On 1st March 2026, over at Wind&Bones Books - the independent publisher I co-direct - we were delighted to publish Mother Tongue by Hilda Hoy.
I met Hilda after we'd both completed writing residencies at the Taiwan Literature Base in Taipei, Taiwan back in 2025.
The Taiwan Literature Base, which is managed by the National Museum of Taiwan Literature (NMTL), runs a Writers-in-Residence programme which offers writers the opportunity to reside at the Taiwan Literature Base in Taipei for a period of 7 to 30 days.
The Taiwan Literature Base Writers-in-Residence programme seeks to promote Taiwanese literature and cultural creativity, foster connections between the creative industry and the commercial sector, and invigorate both domestic and international literary and cultural exchange. It also aims to nurture literary talent in Taiwan and reconstruct historical literary narratives.

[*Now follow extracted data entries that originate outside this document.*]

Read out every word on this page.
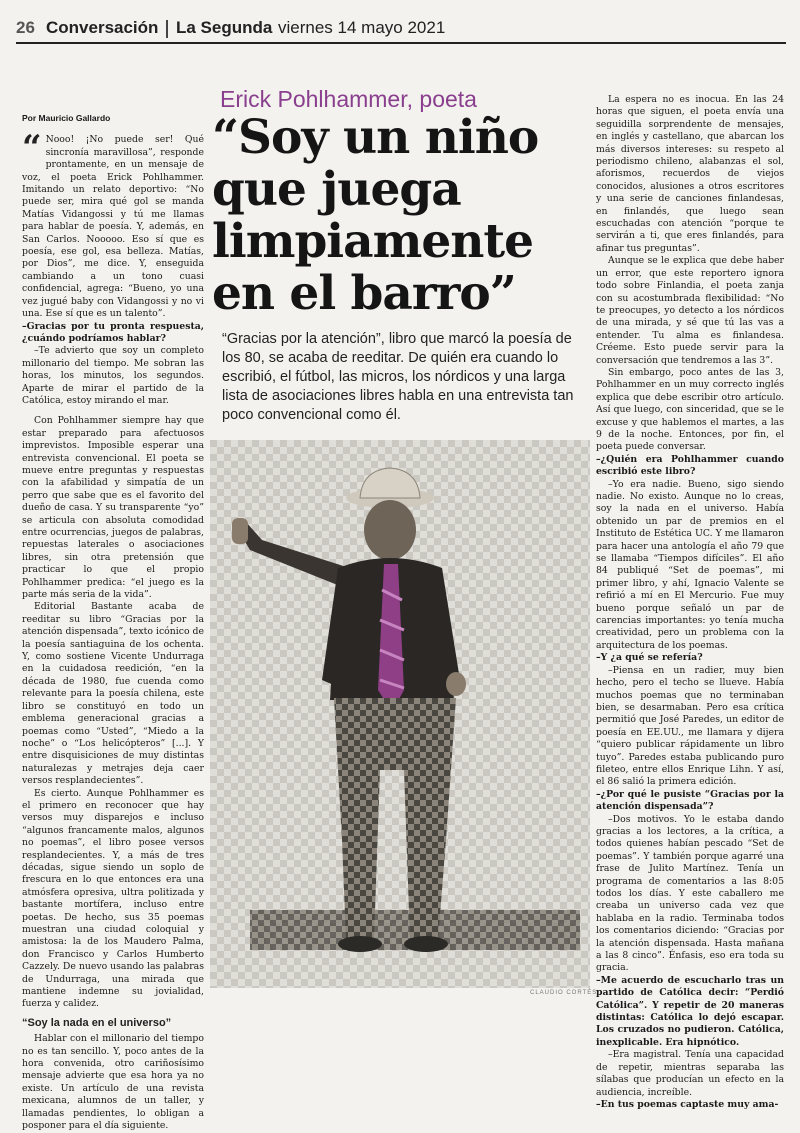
26 Conversación La Segunda viernes 14 mayo 2021
Por Mauricio Gallardo
“ Nooo! ¡No puede ser! Qué sincronía maravillosa”, responde prontamente, en un mensaje de voz, el poeta Erick Pohlhammer. Imitando un relato deportivo: “No puede ser, mira qué gol se manda Matías Vidangossi y tú me llamas para hablar de poesía. Y, además, en San Carlos. Nooooo. Eso sí que es poesía, ese gol, esa belleza. Matías, por Dios”, me dice. Y, enseguida cambiando a un tono cuasi confidencial, agrega: “Bueno, yo una vez jugué baby con Vidangossi y no vi una. Ese sí que es un talento”.

–Gracias por tu pronta respuesta, ¿cuándo podríamos hablar?

–Te advierto que soy un completo millonario del tiempo. Me sobran las horas, los minutos, los segundos. Aparte de mirar el partido de la Católica, estoy mirando el mar.

Con Pohlhammer siempre hay que estar preparado para afectuosos imprevistos. Imposible esperar una entrevista convencional. El poeta se mueve entre preguntas y respuestas con la afabilidad y simpatía de un perro que sabe que es el favorito del dueño de casa. Y su transparente “yo” se articula con absoluta comodidad entre ocurrencias, juegos de palabras, repuestas laterales o asociaciones libres, sin otra pretensión que practicar lo que el propio Pohlhammer predica: “el juego es la parte más seria de la vida”.

Editorial Bastante acaba de reeditar su libro “Gracias por la atención dispensada”, texto icónico de la poesía santiaguina de los ochenta. Y, como sostiene Vicente Undurraga en la cuidadosa reedición, “en la década de 1980, fue cuenda como relevante para la poesía chilena, este libro se constituyó en todo un emblema generacional gracias a poemas como “Usted”, “Miedo a la noche” o “Los helicópteros” [...]. Y entre disquisiciones de muy distintas naturalezas y metrajes deja caer versos resplandecientes”.

Es cierto. Aunque Pohlhammer es el primero en reconocer que hay versos muy disparejos e incluso “algunos francamente malos, algunos no poemas”, el libro posee versos resplandecientes. Y, a más de tres décadas, sigue siendo un soplo de frescura en lo que entonces era una atmósfera opresiva, ultra politizada y bastante mortífera, incluso entre poetas. De hecho, sus 35 poemas muestran una ciudad coloquial y amistosa: la de los Maudero Palma, don Francisco y Carlos Humberto Cazzely. De nuevo usando las palabras de Undurraga, una mirada que mantiene indemne su jovialidad, fuerza y calidez.

“Soy la nada en el universo”

Hablar con el millonario del tiempo no es tan sencillo. Y, poco antes de la hora convenida, otro cariñosísimo mensaje advierte que esa hora ya no existe. Un artículo de una revista mexicana, alumnos de un taller, y llamadas pendientes, lo obligan a posponer para el día siguiente.

Erick Pohlhammer, poeta
“Soy un niño
que juega
limpiamente
en el barro”
“Gracias por la atención”, libro que marcó la poesía de los 80, se acaba de reeditar. De quién era cuando lo escribió, el fútbol, las micros, los nórdicos y una larga lista de asociaciones libres habla en una entrevista tan poco convencional como él.
CLAUDIO CORTÉS

La espera no es inocua. En las 24 horas que siguen, el poeta envía una seguidilla sorprendente de mensajes, en inglés y castellano, que abarcan los más diversos intereses: su respeto al periodismo chileno, alabanzas el sol, aforismos, recuerdos de viejos conocidos, alusiones a otros escritores y una serie de canciones finlandesas, en finlandés, que luego sean escuchadas con atención “porque te servirán a ti, que eres finlandés, para afinar tus preguntas”.

Aunque se le explica que debe haber un error, que este reportero ignora todo sobre Finlandia, el poeta zanja con su acostumbrada flexibilidad: “No te preocupes, yo detecto a los nórdicos de una mirada, y sé que tú las vas a entender. Tu alma es finlandesa. Créeme. Esto puede servir para la conversación que tendremos a las 3”.

Sin embargo, poco antes de las 3, Pohlhammer en un muy correcto inglés explica que debe escribir otro artículo. Así que luego, con sinceridad, que se le excuse y que hablemos el martes, a las 9 de la noche. Entonces, por fin, el poeta puede conversar.

–¿Quién era Pohlhammer cuando escribió este libro?

–Yo era nadie. Bueno, sigo siendo nadie. No existo. Aunque no lo creas, soy la nada en el universo. Había obtenido un par de premios en el Instituto de Estética UC. Y me llamaron para hacer una antología el año 79 que se llamaba “Tiempos difíciles”. El año 84 publiqué “Set de poemas”, mi primer libro, y ahí, Ignacio Valente se refirió a mí en El Mercurio. Fue muy bueno porque señaló un par de carencias importantes: yo tenía mucha creatividad, pero un problema con la arquitectura de los poemas.

–Y ¿a qué se refería?

–Piensa en un radier, muy bien hecho, pero el techo se llueve. Había muchos poemas que no terminaban bien, se desarmaban. Pero esa crítica permitió que José Paredes, un editor de poesía en EE.UU., me llamara y dijera “quiero publicar rápidamente un libro tuyo”. Paredes estaba publicando puro fileteo, entre ellos Enrique Lihn. Y así, el 86 salió la primera edición.

–¿Por qué le pusiste “Gracias por la atención dispensada”?

–Dos motivos. Yo le estaba dando gracias a los lectores, a la crítica, a todos quienes habían pescado “Set de poemas”. Y también porque agarré una frase de Julito Martínez. Tenía un programa de comentarios a las 8:05 todos los días. Y este caballero me creaba un universo cada vez que hablaba en la radio. Terminaba todos los comentarios diciendo: “Gracias por la atención dispensada. Hasta mañana a las 8 cinco”. Énfasis, eso era toda su gracia.

–Me acuerdo de escucharlo tras un partido de Católica decir: “Perdió Católica”. Y repetir de 20 maneras distintas: Católica lo dejó escapar. Los cruzados no pudieron. Católica, inexplicable. Era hipnótico.

–Era magistral. Tenía una capacidad de repetir, mientras separaba las sílabas que producían un efecto en la audiencia, increíble.

–En tus poemas captaste muy ama-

To date, the programme has hosted nearly 60 writers and translators from Taiwan and abroad.
It has been such a pleasure to connect with Hilda as fellow 'graduates' of the writer-in-residence programme and to work with her to refine this beautiful and personal story.
Mother Tongue is an exploration of the manifold capacities of language and its ability to shape one’s sense of self, to bring together, to hold apart.

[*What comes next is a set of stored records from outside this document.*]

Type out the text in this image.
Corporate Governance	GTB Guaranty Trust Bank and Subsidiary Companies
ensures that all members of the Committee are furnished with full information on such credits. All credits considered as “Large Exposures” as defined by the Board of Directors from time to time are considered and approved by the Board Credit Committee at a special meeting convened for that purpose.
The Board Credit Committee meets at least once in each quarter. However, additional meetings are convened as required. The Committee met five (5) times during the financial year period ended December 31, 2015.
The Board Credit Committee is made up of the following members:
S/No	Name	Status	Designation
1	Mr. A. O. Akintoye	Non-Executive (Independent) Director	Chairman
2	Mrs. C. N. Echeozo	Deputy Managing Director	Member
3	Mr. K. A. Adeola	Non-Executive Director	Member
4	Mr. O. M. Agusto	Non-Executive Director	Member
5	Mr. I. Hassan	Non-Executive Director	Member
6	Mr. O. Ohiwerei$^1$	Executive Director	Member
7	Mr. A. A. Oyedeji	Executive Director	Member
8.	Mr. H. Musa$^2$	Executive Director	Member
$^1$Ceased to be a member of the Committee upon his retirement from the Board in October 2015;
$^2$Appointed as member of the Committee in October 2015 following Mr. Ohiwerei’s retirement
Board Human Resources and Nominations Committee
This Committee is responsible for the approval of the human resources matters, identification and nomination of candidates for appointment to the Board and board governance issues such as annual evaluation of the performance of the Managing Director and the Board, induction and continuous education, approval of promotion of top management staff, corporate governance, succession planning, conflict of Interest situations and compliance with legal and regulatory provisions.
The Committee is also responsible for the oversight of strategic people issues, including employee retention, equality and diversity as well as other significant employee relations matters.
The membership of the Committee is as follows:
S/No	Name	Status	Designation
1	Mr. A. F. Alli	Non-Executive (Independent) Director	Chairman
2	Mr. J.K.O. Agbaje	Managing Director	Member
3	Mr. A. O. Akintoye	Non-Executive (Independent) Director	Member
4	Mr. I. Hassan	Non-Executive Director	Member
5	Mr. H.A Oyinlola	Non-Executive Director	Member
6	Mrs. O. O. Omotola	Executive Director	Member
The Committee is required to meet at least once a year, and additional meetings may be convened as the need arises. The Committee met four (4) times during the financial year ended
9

Raised in Taiwan by her Taiwanese mother and Canadian father, bilingual from the beginning, Hoy examines her experience of growing up with otherness, and traces how English became her dominant tongue. After many years living in Canada and Europe, her Chinese-speaking self packed into a box and sealed shut, the repercussions of her loss of Mandarin are thrown into sharp focus when her mother is diagnosed with dementia, and begins losing the ability to speak.
A tender exploration of grief and reconnection, of belonging and self, Mother Tongue is the story of a journey to locate one’s voice between hybrid places. Published 1st March 2026 with a foreword by Taiwanese translator Jenna Tang, this book is available worldwide in paperback and EPUB formats.
“Subtle, yet incredibly tender” — Jenna Tang, translator of_ Fang Si-Chi’s First Love Paradise_
Get your copy from the Wind&Bones Bookshop. £8 plus postage packing. Worldwide shipping is available.
“When I speak Mandarin with my mother, I am reminded of the distance that separates us—of my foreignness from the person who made me.”
Hilda Hoy is a Taiwanese Canadian writer, editor, and translator based in Berlin. In addition to working as a reporter for the Toronto Star and the Prague Post, she has published narrative non-fiction in Roads & Kingdoms, Slate, BBC Travel, and Narratively, as well as a travel guidebook titled The HUNT: Berlin. She previously served as an editor at Sugarhigh magazine and the print monthly Where Berlin while also writing a column for Siegessäule, a magazine for Berlin’s queer community.
Hilda is currently working on a graphic memoir (in collaboration) and an essay collection exploring the entanglement of identity and language in individuals with backgrounds in migration or displacement. In December 2024 this project saw Hilda serve as writer in residence at the Taiwan Literature Base in Taipei. The diaspora experience and examinations of identity are central themes in her writing.
At Wind&Bones Books we have lots more scheduled for our publishing list in 2026, including poetry, curiosities and fiction we love—things too strange, too wayward, or too fine to find a home elsewhere.